A six-month truce in the industry's incentive wars is breaking down, and Toyota -- that paragon of marketing discipline -- is getting the blame.
Incentives hit a 20-month low in January after cash-for-clunkers slashed vehicle stocks last summer and sales began to perk up.
Now embattled Toyota is disturbing the peace. Its aggressive finance and leasing package has sparked a surge in marketing spending that could undo the industry's resolve to swear off costly spiffs.
"The domestics had weaned themselves off incentives," said John McEleney, president of McEleney Toyota in Clinton, Iowa.
"Now this is forcing them to respond."
Battling to lure back customers after its safety recall debacle, Toyota Motor Sales U.S.A. raised traditionally low incentives to record levels in February.

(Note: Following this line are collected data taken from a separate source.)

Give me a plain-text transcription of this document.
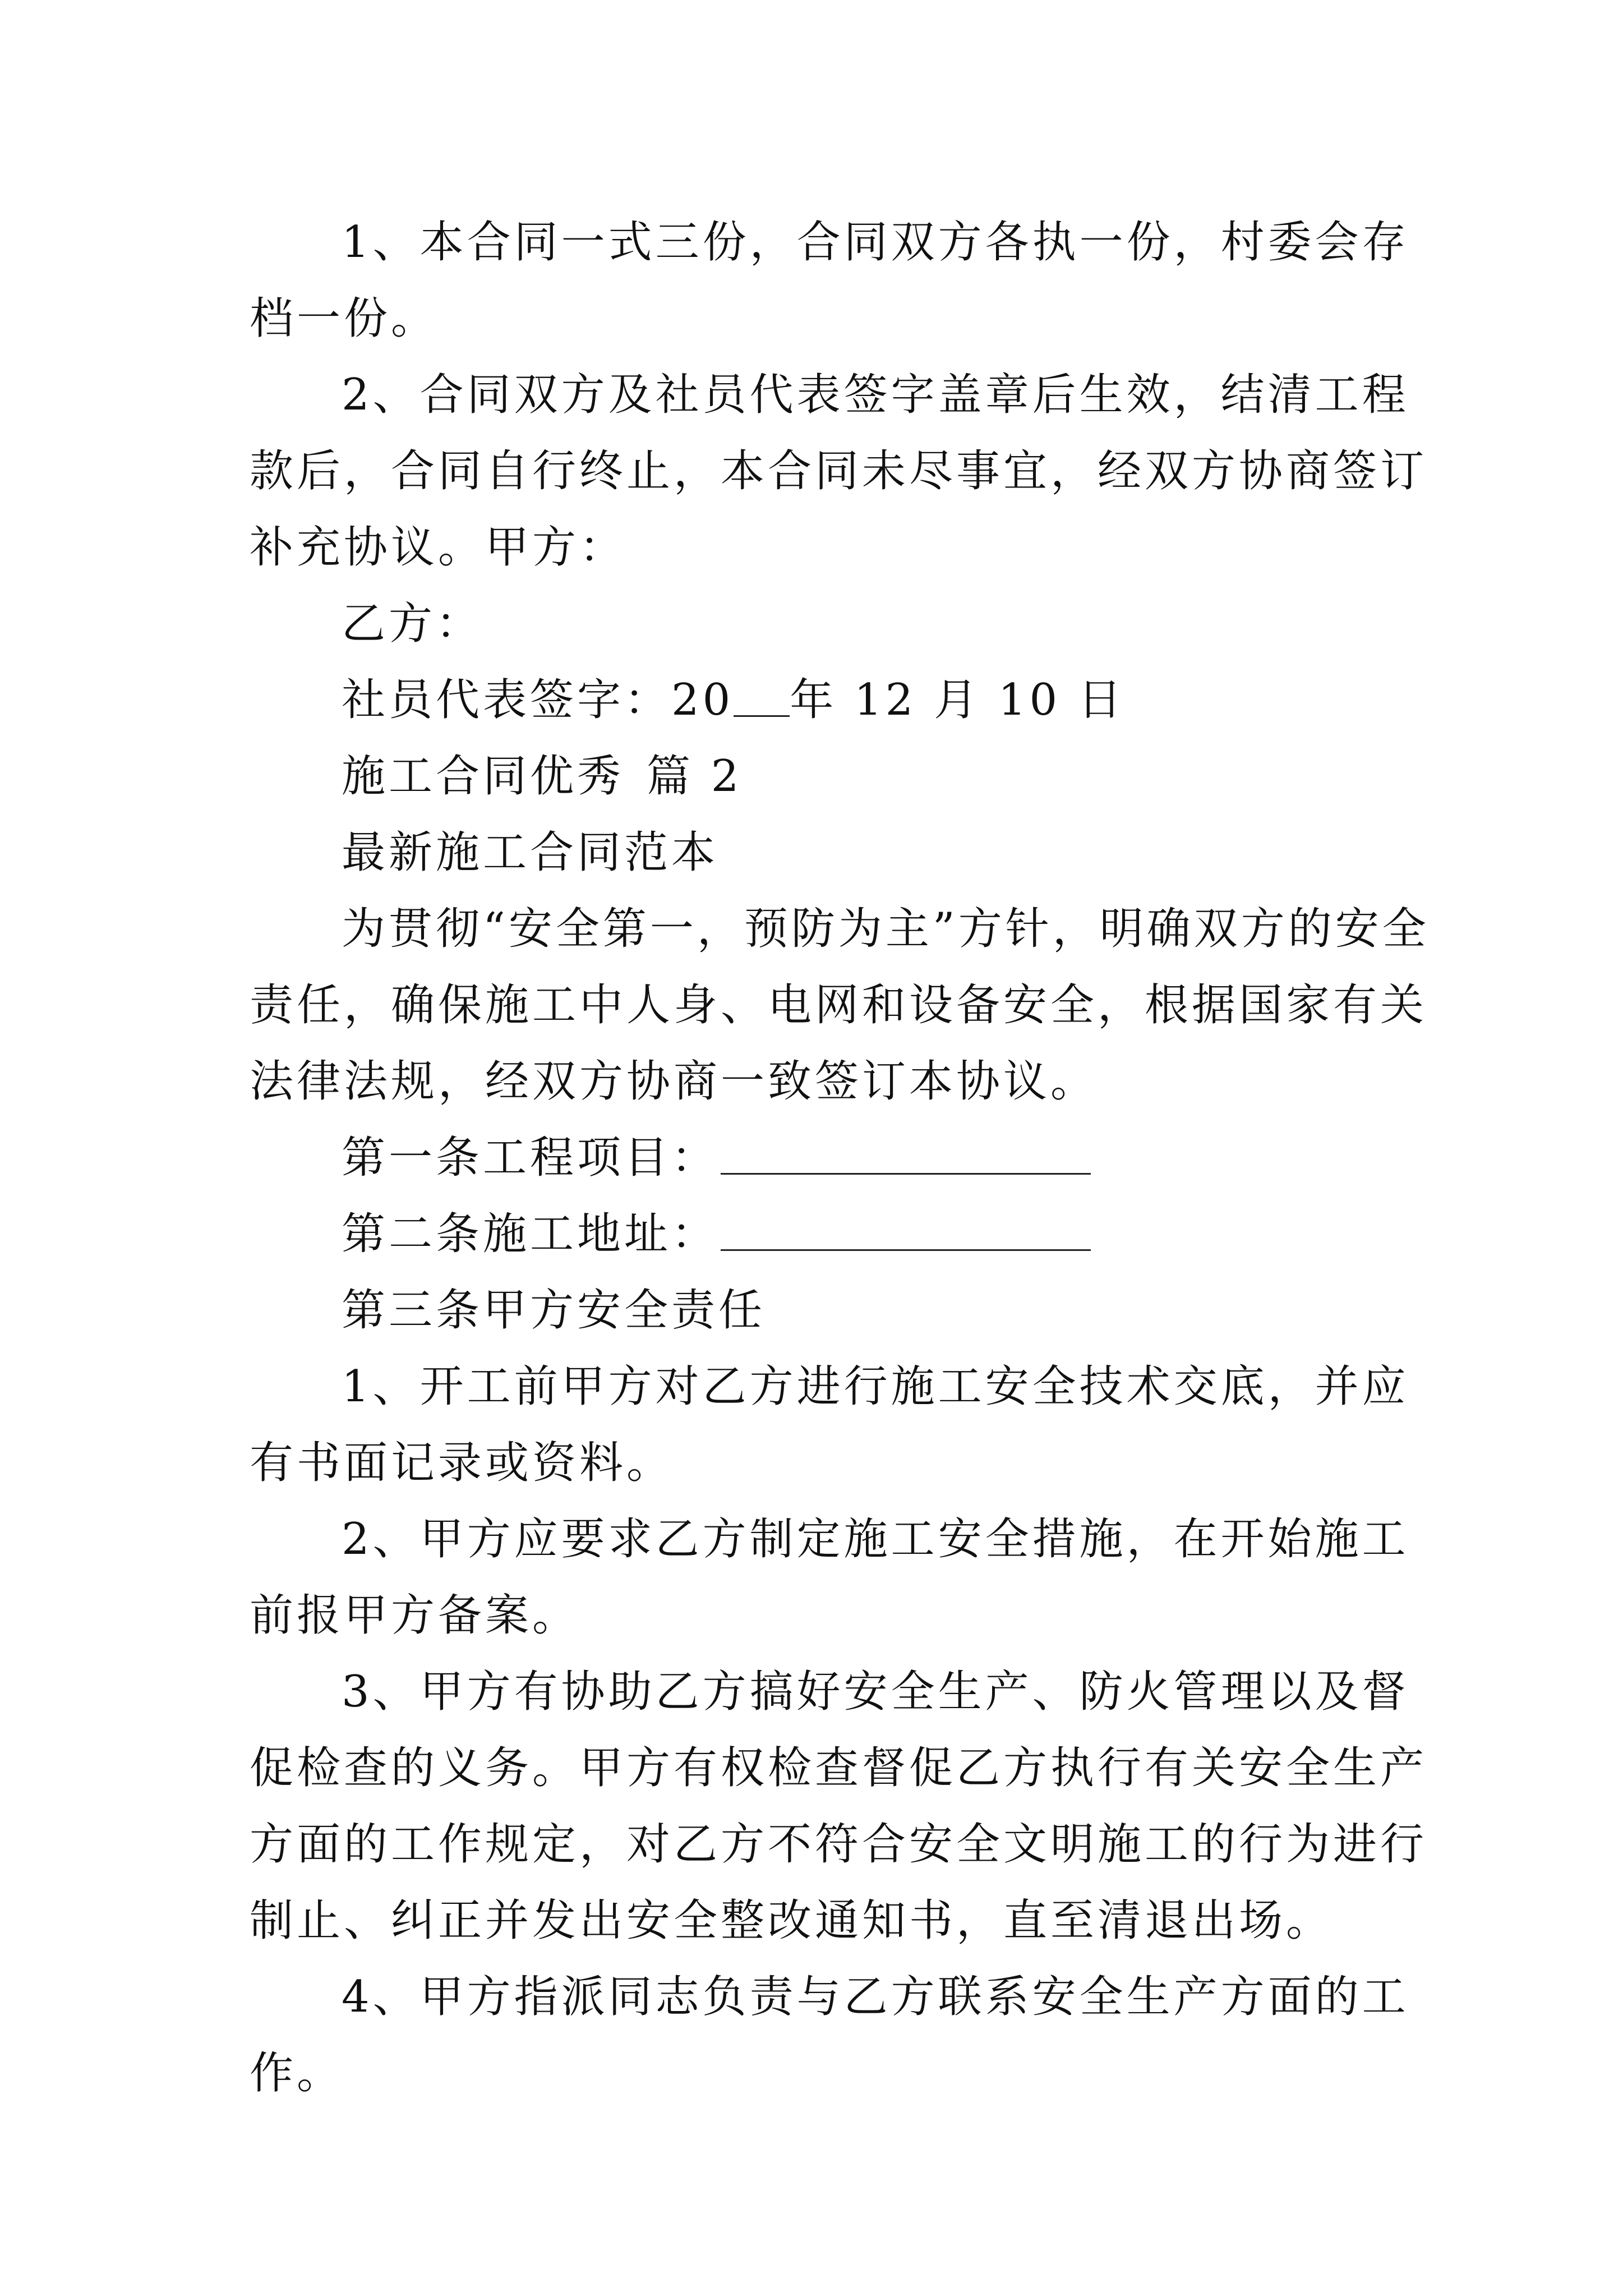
1、本合同一式三份，合同双方各执一份，村委会存档一份。

2、合同双方及社员代表签字盖章后生效，结清工程款后，合同自行终止，本合同未尽事宜，经双方协商签订补充协议。甲方：

乙方：

社员代表签字：20 年 12 月 10 日

施工合同优秀 篇 2

最新施工合同范本

为贯彻“安全第一，预防为主”方针，明确双方的安全责任，确保施工中人身、电网和设备安全，根据国家有关法律法规，经双方协商一致签订本协议。

第一条工程项目：

第二条施工地址：

第三条甲方安全责任

1、开工前甲方对乙方进行施工安全技术交底，并应有书面记录或资料。

2、甲方应要求乙方制定施工安全措施，在开始施工前报甲方备案。

3、甲方有协助乙方搞好安全生产、防火管理以及督促检查的义务。甲方有权检查督促乙方执行有关安全生产方面的工作规定，对乙方不符合安全文明施工的行为进行制止、纠正并发出安全整改通知书，直至清退出场。

4、甲方指派同志负责与乙方联系安全生产方面的工作。
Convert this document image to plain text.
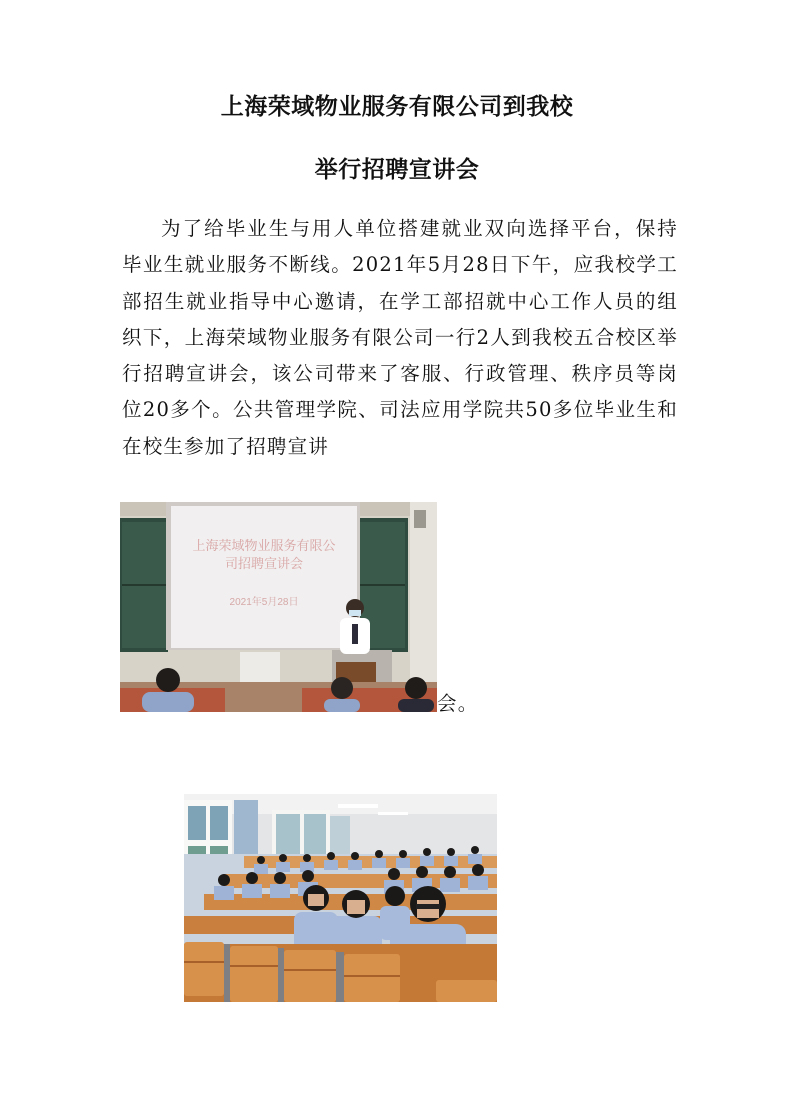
上海荣域物业服务有限公司到我校
举行招聘宣讲会

为了给毕业生与用人单位搭建就业双向选择平台，保持毕业生就业服务不断线。2021年5月28日下午，应我校学工部招生就业指导中心邀请，在学工部招就中心工作人员的组织下，上海荣域物业服务有限公司一行2人到我校五合校区举行招聘宣讲会，该公司带来了客服、行政管理、秩序员等岗位20多个。公共管理学院、司法应用学院共50多位毕业生和在校生参加了招聘宣讲

上海荣域物业服务有限公
司招聘宣讲会
2021年5月28日
会。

Sales fell anyhow.
So on March 1 Toyota added 0 percent financing and subsidized leases. That bumped its spiffs another 25 percent, to about $2,500 per vehicle, Edmunds.com said.
General Motors countered with its own 0 percent financing. Ford soon followed suit.
"We'll be fully competitive for our dealers," said Ford Motor Co. sales boss Ken Czubay.
Sales surged. The incentives boosted the U.S. auto market in early March to the best sales pace this year, Edmunds.com said.